You may hate him for his hairstyle or his supermodel wife, but Brady’s an all-time great and there’s no doubt about it. As a sixth round pick with the 199th selection in the 2000 NFL Draft, Brady has played with a chip on his shoulder for his entire career. After a wicked rib shot dropped Drew Bledsoe and sent Brady into the starting lineup, all he’s done is win and set records.
As of the 2016 season, Brady’s won five Super Bowl titles, two MVP awards, and the Comeback Player of the Year award after returning from a potential career-ending injury. His 2007 season was one of the best ever, with 4,806 yards and a then-record 50 touchdowns, and he has been to the Pro Bowl 11 times. Brady’s been involved in some of the most exciting Super Bowl games of all time, on the winning side—against the Rams in 2002 and the Panthers in 2004—and the losing side—against the Giants in 2007 and the Giants again in 2012.
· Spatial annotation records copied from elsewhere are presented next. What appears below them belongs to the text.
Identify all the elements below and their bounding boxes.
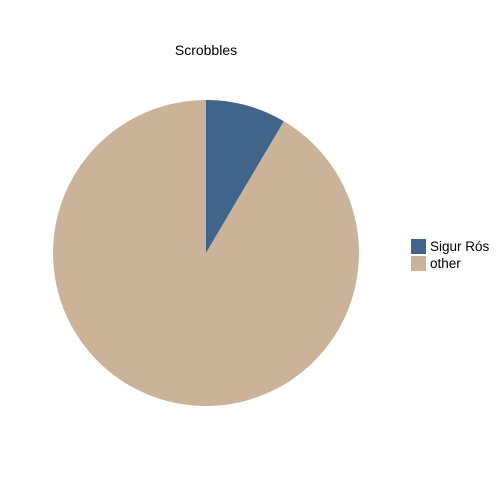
legend-label-sigur-r-s: Sigur Rós: [430, 239, 490, 254]
legend-label-other: other: [430, 256, 461, 271]
pie-slices: [52, 100, 359, 406]
pie-slice-sigur-r-s: [206, 100, 284, 253]
chart-title: Scrobbles: [175, 42, 237, 58]
legend-swatch-sigur-r-s: [411, 239, 426, 254]
legend-swatch-other: [411, 256, 426, 271]
legend: Sigur Rós other: [411, 239, 490, 271]
pie-slice-other: [52, 100, 359, 406]
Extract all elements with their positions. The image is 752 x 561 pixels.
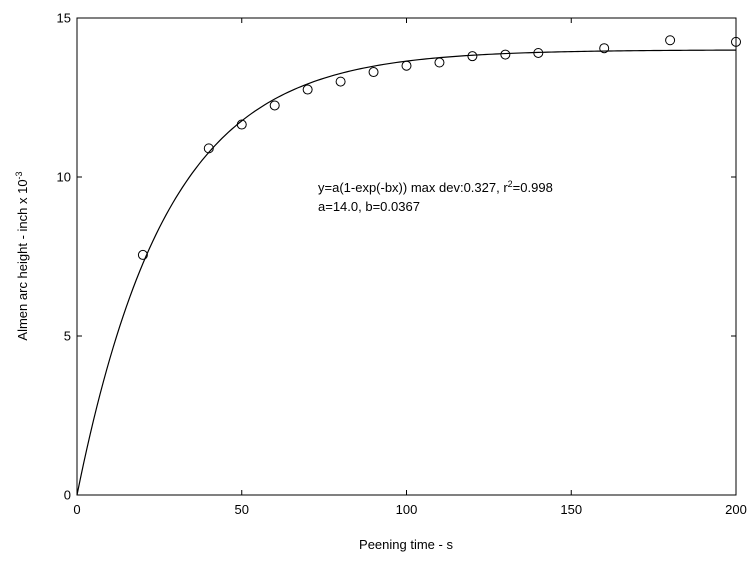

Brady cemented his legacy and put together an argument that he’s the best of all time following his performance in Super Bowl LI: Brady went 43-of-62 for 466 yards and two touchdowns, orchestrating the greatest comeback in NFL championship history. Down 28-3, the Patriots scored 31 straight unanswered points to win the Super Bowl. The ring was the fifth for Brady and he added another Super Bowl MVP trophy as well. After “deflategate” and his four-game suspension, Brady couldn't write a better championship ending than that.